Fazia-me festas na cabeça. Cantava-me canções de embalar. E guardo para sempre a memória daquelas mãos envelhecidas pela vida. A voz rouca e a melodia que entoava...
Senhora do Almortão ... minha tão linda raiana ...
Virai costas a Castela... não queiras ser castelhana...
O sabor de umas papas de bolacha. O toque suave que me penteava o cabelo. A sua roupa e o mesmo avental de sempre. As rugas profundas que marcavam uma vida. O olhar claro temperado de água. E aninhava-me assim naquele colo. E tudo ficava calmo. Não havia dúvidas, não havia medo. Crescer estava tão longe e ser pequena enchia o coração. Uma história entre duas voltas de renda em linha branca onde me ensinava a desenhar. O sorriso alegre que brindava à vida. O perfume que reconhecia todos os dias. E ali aconchegada o Mundo era perfeito enquanto ao longe ouvia...

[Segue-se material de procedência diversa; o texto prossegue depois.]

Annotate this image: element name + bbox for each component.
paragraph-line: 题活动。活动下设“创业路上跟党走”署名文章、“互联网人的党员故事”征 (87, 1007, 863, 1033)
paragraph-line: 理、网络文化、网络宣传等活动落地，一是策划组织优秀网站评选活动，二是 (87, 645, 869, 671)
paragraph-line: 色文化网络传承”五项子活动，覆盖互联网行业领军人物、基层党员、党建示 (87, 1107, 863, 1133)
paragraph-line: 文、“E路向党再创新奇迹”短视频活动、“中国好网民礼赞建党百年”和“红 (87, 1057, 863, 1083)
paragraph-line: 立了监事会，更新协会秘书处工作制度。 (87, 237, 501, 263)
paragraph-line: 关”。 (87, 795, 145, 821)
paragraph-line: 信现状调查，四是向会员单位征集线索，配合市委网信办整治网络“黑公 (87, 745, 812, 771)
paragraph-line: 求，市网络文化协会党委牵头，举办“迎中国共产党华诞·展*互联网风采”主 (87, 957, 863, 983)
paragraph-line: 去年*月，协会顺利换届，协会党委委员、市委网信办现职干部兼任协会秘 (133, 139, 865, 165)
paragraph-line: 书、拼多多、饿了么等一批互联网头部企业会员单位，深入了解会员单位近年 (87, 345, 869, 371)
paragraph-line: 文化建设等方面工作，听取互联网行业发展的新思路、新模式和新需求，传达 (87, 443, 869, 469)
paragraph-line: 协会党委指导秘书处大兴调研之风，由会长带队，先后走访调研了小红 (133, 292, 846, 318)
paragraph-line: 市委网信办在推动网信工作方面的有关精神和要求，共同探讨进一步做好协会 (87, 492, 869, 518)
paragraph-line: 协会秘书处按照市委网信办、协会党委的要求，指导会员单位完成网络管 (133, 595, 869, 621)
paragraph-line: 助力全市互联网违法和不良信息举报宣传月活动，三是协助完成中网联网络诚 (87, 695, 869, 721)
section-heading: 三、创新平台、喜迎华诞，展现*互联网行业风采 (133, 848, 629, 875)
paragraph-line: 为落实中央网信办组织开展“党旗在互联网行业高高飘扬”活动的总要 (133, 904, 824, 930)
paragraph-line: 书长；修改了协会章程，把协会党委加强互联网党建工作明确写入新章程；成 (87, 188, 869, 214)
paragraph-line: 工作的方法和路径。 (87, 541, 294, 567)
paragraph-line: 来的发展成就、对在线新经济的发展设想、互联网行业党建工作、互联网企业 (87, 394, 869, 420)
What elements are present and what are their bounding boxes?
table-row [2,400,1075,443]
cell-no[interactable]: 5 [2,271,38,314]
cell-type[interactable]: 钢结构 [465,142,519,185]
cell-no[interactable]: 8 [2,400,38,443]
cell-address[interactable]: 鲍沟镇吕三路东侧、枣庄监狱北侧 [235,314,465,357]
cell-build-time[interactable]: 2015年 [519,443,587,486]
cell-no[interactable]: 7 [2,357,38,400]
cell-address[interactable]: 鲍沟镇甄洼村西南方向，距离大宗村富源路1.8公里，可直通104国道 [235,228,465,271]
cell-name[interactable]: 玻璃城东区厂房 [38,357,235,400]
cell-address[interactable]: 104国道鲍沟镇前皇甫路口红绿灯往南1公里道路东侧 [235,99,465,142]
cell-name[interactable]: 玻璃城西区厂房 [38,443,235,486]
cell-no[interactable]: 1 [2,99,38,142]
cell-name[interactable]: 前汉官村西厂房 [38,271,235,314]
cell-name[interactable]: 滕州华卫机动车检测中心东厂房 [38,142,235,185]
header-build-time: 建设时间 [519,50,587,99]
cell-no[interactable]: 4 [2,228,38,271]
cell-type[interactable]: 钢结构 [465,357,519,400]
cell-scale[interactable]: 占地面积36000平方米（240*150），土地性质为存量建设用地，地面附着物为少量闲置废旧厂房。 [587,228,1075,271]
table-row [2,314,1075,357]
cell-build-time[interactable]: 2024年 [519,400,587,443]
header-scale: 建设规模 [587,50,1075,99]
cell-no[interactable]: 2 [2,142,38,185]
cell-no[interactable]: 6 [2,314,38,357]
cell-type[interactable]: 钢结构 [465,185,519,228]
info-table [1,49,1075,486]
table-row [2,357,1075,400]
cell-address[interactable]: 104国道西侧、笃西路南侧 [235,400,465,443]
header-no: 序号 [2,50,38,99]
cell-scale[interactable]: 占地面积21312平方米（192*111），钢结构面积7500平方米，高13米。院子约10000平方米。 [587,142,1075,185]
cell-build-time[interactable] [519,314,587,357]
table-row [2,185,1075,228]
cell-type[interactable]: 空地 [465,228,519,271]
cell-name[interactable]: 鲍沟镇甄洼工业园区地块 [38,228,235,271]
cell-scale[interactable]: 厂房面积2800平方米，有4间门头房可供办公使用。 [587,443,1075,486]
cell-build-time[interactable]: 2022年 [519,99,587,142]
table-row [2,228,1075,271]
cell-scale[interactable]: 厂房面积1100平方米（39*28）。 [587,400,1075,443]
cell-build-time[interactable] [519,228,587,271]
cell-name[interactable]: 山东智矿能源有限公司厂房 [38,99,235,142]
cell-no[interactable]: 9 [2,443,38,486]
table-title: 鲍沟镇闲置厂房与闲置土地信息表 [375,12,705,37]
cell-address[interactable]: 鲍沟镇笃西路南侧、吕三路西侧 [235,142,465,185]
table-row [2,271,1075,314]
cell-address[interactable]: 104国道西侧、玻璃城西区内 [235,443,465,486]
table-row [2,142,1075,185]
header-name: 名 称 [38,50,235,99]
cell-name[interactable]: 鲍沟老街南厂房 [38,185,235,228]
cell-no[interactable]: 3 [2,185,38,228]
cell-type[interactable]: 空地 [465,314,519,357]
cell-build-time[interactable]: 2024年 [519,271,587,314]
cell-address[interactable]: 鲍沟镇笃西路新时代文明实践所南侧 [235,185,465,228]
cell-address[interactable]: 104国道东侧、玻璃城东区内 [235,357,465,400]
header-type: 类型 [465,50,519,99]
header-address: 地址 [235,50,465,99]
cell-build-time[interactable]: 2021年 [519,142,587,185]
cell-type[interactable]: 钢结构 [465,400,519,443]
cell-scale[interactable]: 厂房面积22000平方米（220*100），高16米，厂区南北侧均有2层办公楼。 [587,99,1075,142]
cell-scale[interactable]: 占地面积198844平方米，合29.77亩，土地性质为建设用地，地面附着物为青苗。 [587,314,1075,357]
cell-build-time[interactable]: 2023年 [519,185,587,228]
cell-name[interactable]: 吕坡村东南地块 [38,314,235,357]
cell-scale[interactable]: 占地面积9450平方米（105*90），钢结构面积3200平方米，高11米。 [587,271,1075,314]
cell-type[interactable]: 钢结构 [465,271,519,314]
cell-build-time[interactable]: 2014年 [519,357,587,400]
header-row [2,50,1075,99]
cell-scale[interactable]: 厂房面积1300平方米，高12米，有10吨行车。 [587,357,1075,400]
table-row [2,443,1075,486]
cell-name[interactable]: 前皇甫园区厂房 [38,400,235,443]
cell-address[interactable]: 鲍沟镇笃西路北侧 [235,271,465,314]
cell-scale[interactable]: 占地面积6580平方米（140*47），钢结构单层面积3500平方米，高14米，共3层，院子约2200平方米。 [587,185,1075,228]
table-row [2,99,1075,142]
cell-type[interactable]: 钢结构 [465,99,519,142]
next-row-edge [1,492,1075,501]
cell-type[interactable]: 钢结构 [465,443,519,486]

Olha a laranjinha , que caiu, caiu...
No regato de água, nunca mais se viu...
Nunca mais se viu, nem se torna a ver...
Cravos à janela, rosas a nascer!
Quem me dera aconchegar-me agora no colo da minha bisavó. Acreditar outra vez, assim, na vida e ter a certeza de tudo.
Leio-te novamente como não fazia há cinco anos. Piadas, mentiras, inocência infantil. Ao ler-te relembro-me das pequenas coisas que esqueci. Da miúda de 17 anos que fui. Das tardes no café a jogar Uno. Do cheiro daquela Primavera. Da roupa que vestia. Da alegria de cada toque de telemóvel e dos poemas por SMS. De uma noite quente ao telefone, que já não me lembrava. Do Portugal-América acompanhado por coca-cola no café ao pé do Liceu.
De um beijo. Num banco de jardim. Do sol daquelas tardes de Verão e na chuva do Outono que lentamente começou a chegar. Do teu sorriso quando subias as escadas e do meu aniversário. Das mãos dadas. De uma noite de Abril.
Da nossa inocência e da nossa sede de amar. De um beijo. De muitos beijos. De todos eles. Lembro-me de te ter chegado a amar.